A friend convinced me to attend this VAMPS concert in London by paying for the VIP upgrade in advance. I took a red-eye flight on Saturday morning to Gatwick and went directly to Camden, where the venue, Koko live house, stood.
Aside from the run to the hotel, I spent most of the day in the queue, which was rewarded when I got an autograph from HYDE himself on the Sex Blood Rock ‘n’ Roll album.
It was probably due to the high of the autograph, but this is one of the best concerts that I’ve ever attended, with lots of amazing songs, and I had a great time. I did not freeze during the Meet and Greet, and I shook hands with both members, mumbled something along the lines of “thanks for the autograph” to Hyde and “thanks for the pick” to K.A.Z, referring to the one I got in Barcelona. Then I bounced off the evening with most of the songs:
1. Devil side
2. Redrum
3. The past
4. Secret in my heart
5. Replay
6. Dolly
7. Sweet Dreams
8. Life on Mars?
9. Hunting II
10. World’s end
11. Angel trip
12. Trouble
13. Midnight celebration
14. Revolution II
15. Memories
16. Love addict
17. Sex Blood Rock N’ Roll
The next morning my friend went off to the airport first thing in the morning. I was not travelling back till the evening, so I took the chance to… Well, first things first, I took the chance to get myself to a Costa Coffee and get a vanilla latte.
Then I took the underground towards the end of the world, or more precisely the end of the Jubilee line – to North Greenwich. I took the O2 Arena exit, to say hi the IndigO2, where I had been once back in 2012 to attend the L’Arc~en~Ciel World Tour, the first and only time I’ve ever seen them.
I left the O2 Arena behind, and walked about 20 minutes towards the Cutty Sark, a tea clipper built in Dumbarton in 1869. It took eight trips to China to trade for tea and other items. Its history involved mutinee, murder, trampling of cargo and travels to Asia and Australia. In the 1880s it was considered one of the fastest ships if not the fastest sailing the ocean.
The Cutty Sark’s figurehead is the witch Nannie Dee, created by Robert Burns – in the poem a man falls in… love or lust… with a witch during a coven meeting that he’s spying, and the witch chases him away, getting away with the tail of his horse, that you can see in her hand.
The steam engines made sail-ships obsolete, but the Cutty Sark was active until the 1950s, when it was rammed by another ship on the Thames. In 1954 it was moved to a custom-dock in Greenwich to become a museum.

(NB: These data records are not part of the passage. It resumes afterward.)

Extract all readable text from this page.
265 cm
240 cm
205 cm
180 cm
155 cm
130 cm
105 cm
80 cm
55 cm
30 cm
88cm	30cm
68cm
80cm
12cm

I wanted to see the exhibition inside, which turned out out be about Chinese tea and the history of the ship, which was not unexpected. I bought a pet-rat souvenir plush because I found it adorable. In 2007 it was ravaged by a fire, and extensive rebuilding works were undertaken, which included building a new support of glass and steel that would also become the new visitor centre when the museum reopened in 2012 (when I was there in 2012 it was not yet open. I guess this was an itch I had to scratch).
Oh, and by the way… here’s the binnacle!
I walked back towards the underground and by the Thames riverbank.
There stands the Old Royal Naval College, a Unesco World Heritage site build between 1696 and 1712 – it was originally conceived as a hospital and it became the Royal Naval College in 1873.
Continuing on the riverbank, you can see the floodgates in the background.
I paid my respect to Admiral Lord Nelson Statue and went on.
I had to take a bus at Victoria Coach Station to go to the airport, and I got a very nice tour of the city, with the Big Ben and Houses of Parliament…
… the London Eye …
… and the Tower of London.
Once at the airport, I had some Yo!Sushi dinner – not the best, but hey I take sushi wherever I can find it because yay sushi.